The intentions of the INAH and the federal Ministry of Culture is to first take the sample to China and Korea within a few months.
"We are working so that there is a diplomatic exchange with the Chinese Embassy and then take that type of expressions from Mexico to the world," said Sarvide.
The official feels very happy "because it is the first time that an exhibition created in Yucatan, with local pieces, has gone on an international foray."
"There were many international exhibitions of the INAH in which the Palacio Cantón Regional Museum has participated with some pieces, but the one that goes to Asia was generated here in Yucatán," he reiterated to Efe.
"The Visible Word, Mayan hieroglyphic writing" is an exhibition that is currently in the Canton Palace and includes more than 80 pieces that tell stories of the Mayan kings such as Uk´uuw Chan Chaahk, Lord of the domain of the Ka´n in Ho´ , whose legacy is seen in beautiful glyphs carved into a bone.
“The exhibition presents fragments of our history that the jungle could not destroy and that the inquisitive fire could not burn.
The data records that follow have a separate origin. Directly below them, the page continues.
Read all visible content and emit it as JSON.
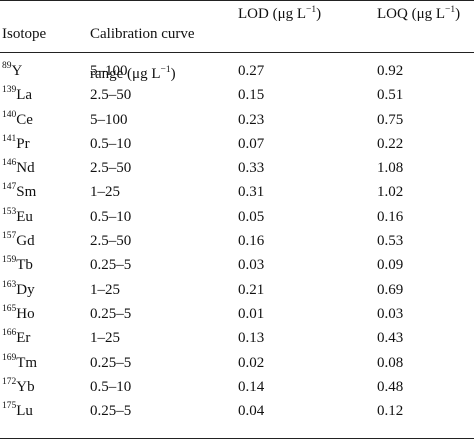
{
  "headers": {
    "isotope": "Isotope",
    "range_line1": "Calibration curve",
    "range_line2_prefix": "range (μg L",
    "range_line2_sup": "−1",
    "range_line2_suffix": ")",
    "lod_prefix": "LOD (μg L",
    "lod_sup": "−1",
    "lod_suffix": ")",
    "loq_prefix": "LOQ (μg L",
    "loq_sup": "−1",
    "loq_suffix": ")"
  },
  "rows": [
    {
      "mass": "89",
      "element": "Y",
      "range": "5–100",
      "lod": "0.27",
      "loq": "0.92"
    },
    {
      "mass": "139",
      "element": "La",
      "range": "2.5–50",
      "lod": "0.15",
      "loq": "0.51"
    },
    {
      "mass": "140",
      "element": "Ce",
      "range": "5–100",
      "lod": "0.23",
      "loq": "0.75"
    },
    {
      "mass": "141",
      "element": "Pr",
      "range": "0.5–10",
      "lod": "0.07",
      "loq": "0.22"
    },
    {
      "mass": "146",
      "element": "Nd",
      "range": "2.5–50",
      "lod": "0.33",
      "loq": "1.08"
    },
    {
      "mass": "147",
      "element": "Sm",
      "range": "1–25",
      "lod": "0.31",
      "loq": "1.02"
    },
    {
      "mass": "153",
      "element": "Eu",
      "range": "0.5–10",
      "lod": "0.05",
      "loq": "0.16"
    },
    {
      "mass": "157",
      "element": "Gd",
      "range": "2.5–50",
      "lod": "0.16",
      "loq": "0.53"
    },
    {
      "mass": "159",
      "element": "Tb",
      "range": "0.25–5",
      "lod": "0.03",
      "loq": "0.09"
    },
    {
      "mass": "163",
      "element": "Dy",
      "range": "1–25",
      "lod": "0.21",
      "loq": "0.69"
    },
    {
      "mass": "165",
      "element": "Ho",
      "range": "0.25–5",
      "lod": "0.01",
      "loq": "0.03"
    },
    {
      "mass": "166",
      "element": "Er",
      "range": "1–25",
      "lod": "0.13",
      "loq": "0.43"
    },
    {
      "mass": "169",
      "element": "Tm",
      "range": "0.25–5",
      "lod": "0.02",
      "loq": "0.08"
    },
    {
      "mass": "172",
      "element": "Yb",
      "range": "0.5–10",
      "lod": "0.14",
      "loq": "0.48"
    },
    {
      "mass": "175",
      "element": "Lu",
      "range": "0.25–5",
      "lod": "0.04",
      "loq": "0.12"
    }
  ]
}
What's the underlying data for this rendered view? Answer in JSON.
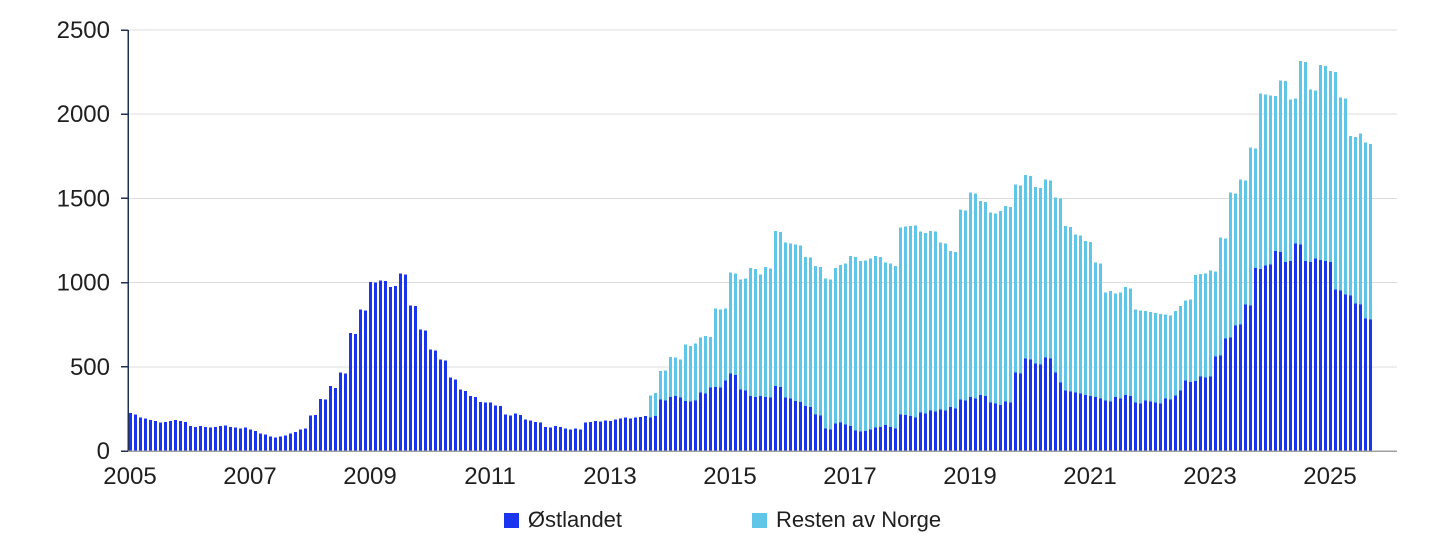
{
  "chart_data": {
    "type": "bar",
    "stacked": true,
    "title": "",
    "xlabel": "",
    "ylabel": "",
    "x_start": "2005-01",
    "x_end": "2025-09",
    "months_per_bar": 1,
    "x_tick_labels": [
      "2005",
      "2007",
      "2009",
      "2011",
      "2013",
      "2015",
      "2017",
      "2019",
      "2021",
      "2023",
      "2025"
    ],
    "y_ticks": [
      0,
      500,
      1000,
      1500,
      2000,
      2500
    ],
    "ylim": [
      0,
      2500
    ],
    "grid": "horizontal",
    "legend_position": "bottom-center",
    "colors": {
      "ostlandet": "#1b34ee",
      "resten_av_norge": "#5fc6e8",
      "y_axis": "#1f3050",
      "x_axis": "#a0a0a0",
      "gridline": "#dcdcdc",
      "text": "#1f1f1f"
    },
    "series": [
      {
        "name": "Østlandet",
        "color": "#1b34ee",
        "values": [
          225,
          218,
          198,
          192,
          184,
          178,
          168,
          172,
          178,
          184,
          178,
          172,
          148,
          144,
          148,
          144,
          139,
          144,
          148,
          152,
          144,
          139,
          133,
          139,
          129,
          119,
          105,
          99,
          85,
          79,
          85,
          93,
          105,
          113,
          129,
          133,
          210,
          215,
          310,
          305,
          385,
          375,
          465,
          460,
          700,
          695,
          840,
          835,
          1005,
          1000,
          1013,
          1009,
          975,
          980,
          1053,
          1049,
          865,
          861,
          722,
          716,
          604,
          598,
          544,
          538,
          435,
          425,
          366,
          356,
          327,
          321,
          291,
          287,
          287,
          271,
          267,
          218,
          212,
          222,
          214,
          188,
          182,
          172,
          168,
          144,
          139,
          148,
          142,
          133,
          129,
          135,
          129,
          168,
          172,
          178,
          174,
          182,
          178,
          188,
          194,
          198,
          192,
          198,
          202,
          208,
          198,
          208,
          307,
          301,
          321,
          327,
          317,
          297,
          293,
          301,
          346,
          340,
          376,
          380,
          376,
          420,
          459,
          451,
          366,
          360,
          327,
          321,
          327,
          321,
          317,
          386,
          380,
          317,
          311,
          297,
          291,
          267,
          261,
          218,
          212,
          135,
          129,
          162,
          168,
          158,
          148,
          123,
          115,
          119,
          129,
          139,
          142,
          154,
          142,
          135,
          218,
          214,
          208,
          198,
          228,
          222,
          241,
          234,
          247,
          241,
          261,
          253,
          307,
          301,
          321,
          313,
          332,
          327,
          287,
          281,
          273,
          293,
          287,
          465,
          459,
          550,
          544,
          519,
          515,
          554,
          550,
          465,
          406,
          360,
          352,
          346,
          340,
          332,
          327,
          321,
          313,
          301,
          293,
          321,
          313,
          332,
          327,
          287,
          281,
          301,
          293,
          287,
          281,
          313,
          307,
          330,
          360,
          420,
          410,
          416,
          441,
          435,
          441,
          560,
          568,
          667,
          673,
          746,
          752,
          871,
          865,
          1088,
          1082,
          1102,
          1108,
          1187,
          1181,
          1122,
          1128,
          1233,
          1227,
          1128,
          1122,
          1142,
          1134,
          1128,
          1122,
          960,
          954,
          930,
          924,
          875,
          871,
          786,
          782
        ]
      },
      {
        "name": "Resten av Norge",
        "color": "#5fc6e8",
        "values": [
          0,
          0,
          0,
          0,
          0,
          0,
          0,
          0,
          0,
          0,
          0,
          0,
          0,
          0,
          0,
          0,
          0,
          0,
          0,
          0,
          0,
          0,
          0,
          0,
          0,
          0,
          0,
          0,
          0,
          0,
          0,
          0,
          0,
          0,
          0,
          0,
          0,
          0,
          0,
          0,
          0,
          0,
          0,
          0,
          0,
          0,
          0,
          0,
          0,
          0,
          0,
          0,
          0,
          0,
          0,
          0,
          0,
          0,
          0,
          0,
          0,
          0,
          0,
          0,
          0,
          0,
          0,
          0,
          0,
          0,
          0,
          0,
          0,
          0,
          0,
          0,
          0,
          0,
          0,
          0,
          0,
          0,
          0,
          0,
          0,
          0,
          0,
          0,
          0,
          0,
          0,
          0,
          0,
          0,
          0,
          0,
          0,
          0,
          0,
          0,
          0,
          0,
          0,
          0,
          132,
          137,
          168,
          178,
          237,
          227,
          227,
          336,
          330,
          336,
          327,
          343,
          301,
          467,
          465,
          425,
          600,
          602,
          653,
          665,
          761,
          761,
          722,
          771,
          767,
          920,
          920,
          920,
          920,
          930,
          930,
          885,
          887,
          880,
          880,
          890,
          890,
          926,
          936,
          954,
          1010,
          1029,
          1013,
          1013,
          1015,
          1019,
          1010,
          964,
          970,
          963,
          1108,
          1118,
          1128,
          1142,
          1074,
          1074,
          1065,
          1068,
          990,
          990,
          926,
          928,
          1128,
          1128,
          1213,
          1215,
          1152,
          1151,
          1128,
          1128,
          1152,
          1162,
          1162,
          1118,
          1118,
          1088,
          1088,
          1048,
          1048,
          1059,
          1057,
          1039,
          1092,
          976,
          978,
          940,
          940,
          915,
          914,
          797,
          799,
          639,
          657,
          613,
          627,
          642,
          639,
          554,
          554,
          530,
          532,
          533,
          534,
          497,
          498,
          500,
          500,
          475,
          490,
          629,
          609,
          620,
          632,
          505,
          699,
          594,
          861,
          782,
          861,
          736,
          936,
          707,
          1040,
          1016,
          1004,
          921,
          1020,
          1075,
          960,
          861,
          1088,
          1181,
          1025,
          999,
          1158,
          1158,
          1134,
          1290,
          1144,
          1164,
          946,
          989,
          1015,
          1047,
          1041
        ]
      }
    ]
  },
  "legend": {
    "items": [
      {
        "label": "Østlandet",
        "color": "#1b34ee"
      },
      {
        "label": "Resten av Norge",
        "color": "#5fc6e8"
      }
    ]
  }
}
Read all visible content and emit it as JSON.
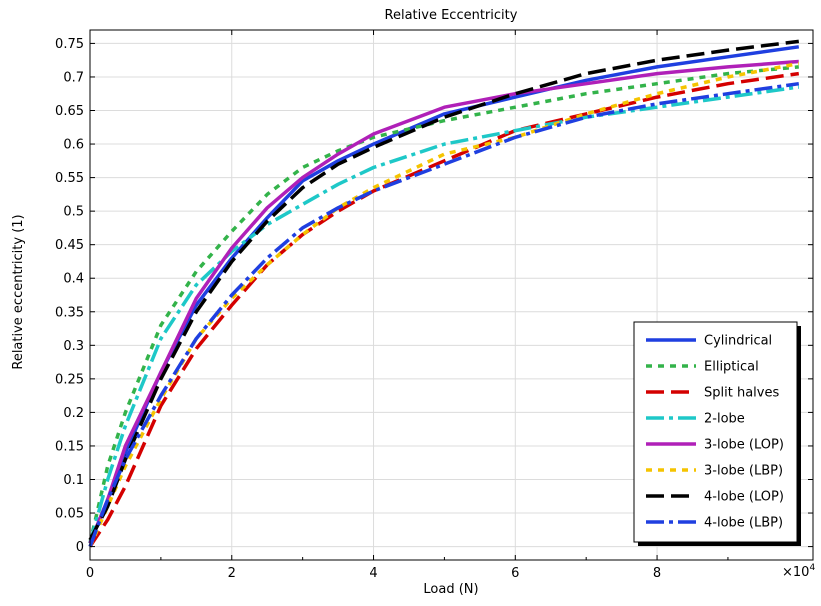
{
  "chart_data": {
    "type": "line",
    "title": "Relative Eccentricity",
    "xlabel": "Load (N)",
    "ylabel": "Relative eccentricity (1)",
    "x_multiplier_label": "×10",
    "x_multiplier_exp": "4",
    "xlim": [
      0,
      10.2
    ],
    "ylim": [
      -0.02,
      0.77
    ],
    "x_ticks": [
      0,
      2,
      4,
      6,
      8
    ],
    "x_tick_labels": [
      "0",
      "2",
      "4",
      "6",
      "8"
    ],
    "y_ticks": [
      0,
      0.05,
      0.1,
      0.15,
      0.2,
      0.25,
      0.3,
      0.35,
      0.4,
      0.45,
      0.5,
      0.55,
      0.6,
      0.65,
      0.7,
      0.75
    ],
    "y_tick_labels": [
      "0",
      "0.05",
      "0.1",
      "0.15",
      "0.2",
      "0.25",
      "0.3",
      "0.35",
      "0.4",
      "0.45",
      "0.5",
      "0.55",
      "0.6",
      "0.65",
      "0.7",
      "0.75"
    ],
    "grid": true,
    "legend_position": "bottom-right",
    "series": [
      {
        "name": "Cylindrical",
        "color": "#1f3fe0",
        "dash": "solid",
        "x": [
          0,
          0.25,
          0.5,
          1,
          1.5,
          2,
          2.5,
          3,
          3.5,
          4,
          5,
          6,
          7,
          8,
          9,
          10
        ],
        "y": [
          0.005,
          0.07,
          0.14,
          0.26,
          0.36,
          0.43,
          0.49,
          0.545,
          0.575,
          0.6,
          0.645,
          0.67,
          0.695,
          0.715,
          0.73,
          0.745
        ]
      },
      {
        "name": "Elliptical",
        "color": "#33b34a",
        "dash": "dot",
        "x": [
          0,
          0.25,
          0.5,
          1,
          1.5,
          2,
          2.5,
          3,
          3.5,
          4,
          5,
          6,
          7,
          8,
          9,
          10
        ],
        "y": [
          0.005,
          0.12,
          0.2,
          0.33,
          0.41,
          0.47,
          0.525,
          0.565,
          0.59,
          0.61,
          0.635,
          0.655,
          0.675,
          0.69,
          0.705,
          0.715
        ]
      },
      {
        "name": "Split halves",
        "color": "#d40000",
        "dash": "longdash",
        "x": [
          0,
          0.25,
          0.5,
          1,
          1.5,
          2,
          2.5,
          3,
          3.5,
          4,
          5,
          6,
          7,
          8,
          9,
          10
        ],
        "y": [
          0.0,
          0.04,
          0.09,
          0.21,
          0.295,
          0.36,
          0.42,
          0.465,
          0.5,
          0.53,
          0.575,
          0.62,
          0.645,
          0.67,
          0.69,
          0.705
        ]
      },
      {
        "name": "2-lobe",
        "color": "#1ec8c8",
        "dash": "dashdot",
        "x": [
          0,
          0.25,
          0.5,
          1,
          1.5,
          2,
          2.5,
          3,
          3.5,
          4,
          5,
          6,
          7,
          8,
          9,
          10
        ],
        "y": [
          0.005,
          0.1,
          0.18,
          0.31,
          0.39,
          0.44,
          0.48,
          0.51,
          0.54,
          0.565,
          0.6,
          0.62,
          0.64,
          0.655,
          0.67,
          0.685
        ]
      },
      {
        "name": "3-lobe (LOP)",
        "color": "#b020b8",
        "dash": "solid",
        "x": [
          0,
          0.25,
          0.5,
          1,
          1.5,
          2,
          2.5,
          3,
          3.5,
          4,
          5,
          6,
          7,
          8,
          9,
          10
        ],
        "y": [
          0.005,
          0.07,
          0.15,
          0.26,
          0.37,
          0.445,
          0.505,
          0.55,
          0.585,
          0.615,
          0.655,
          0.675,
          0.69,
          0.705,
          0.715,
          0.723
        ]
      },
      {
        "name": "3-lobe (LBP)",
        "color": "#f5c400",
        "dash": "dot",
        "x": [
          0,
          0.25,
          0.5,
          1,
          1.5,
          2,
          2.5,
          3,
          3.5,
          4,
          5,
          6,
          7,
          8,
          9,
          10
        ],
        "y": [
          0.0,
          0.06,
          0.12,
          0.22,
          0.31,
          0.37,
          0.42,
          0.465,
          0.505,
          0.535,
          0.585,
          0.61,
          0.645,
          0.675,
          0.7,
          0.72
        ]
      },
      {
        "name": "4-lobe (LOP)",
        "color": "#000000",
        "dash": "longdash",
        "x": [
          0,
          0.25,
          0.5,
          1,
          1.5,
          2,
          2.5,
          3,
          3.5,
          4,
          5,
          6,
          7,
          8,
          9,
          10
        ],
        "y": [
          0.01,
          0.06,
          0.13,
          0.25,
          0.35,
          0.425,
          0.485,
          0.535,
          0.57,
          0.595,
          0.64,
          0.675,
          0.705,
          0.725,
          0.74,
          0.753
        ]
      },
      {
        "name": "4-lobe (LBP)",
        "color": "#1f3fe0",
        "dash": "dashdot",
        "x": [
          0,
          0.25,
          0.5,
          1,
          1.5,
          2,
          2.5,
          3,
          3.5,
          4,
          5,
          6,
          7,
          8,
          9,
          10
        ],
        "y": [
          0.0,
          0.07,
          0.13,
          0.225,
          0.31,
          0.375,
          0.43,
          0.475,
          0.505,
          0.53,
          0.57,
          0.61,
          0.64,
          0.66,
          0.675,
          0.69
        ]
      }
    ]
  }
}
Today we can read aloud those pieces of history and recall what we thought was lost ”, Jesús Guillermo Kantún Rivera, the exhibition's curator, explained to Efe.
The pieces, which can be enjoyed for another two months in the city of Mérida, are part of the archaeological collection of the Cantón Palace Museum and come from archaeological ruins such as Ek Balam, Oxkintok, Mayapán or Uxmal, among others.
The Mayan hieroglyphs were made of various materials and objects, such as a ceramic bowl.
The facsimile of the Dresden Codex, which was made with amate paper and polychrome stucco and belongs to the Site Museum of the Chichén Itzá archaeological zone, is one of the most popular in the show.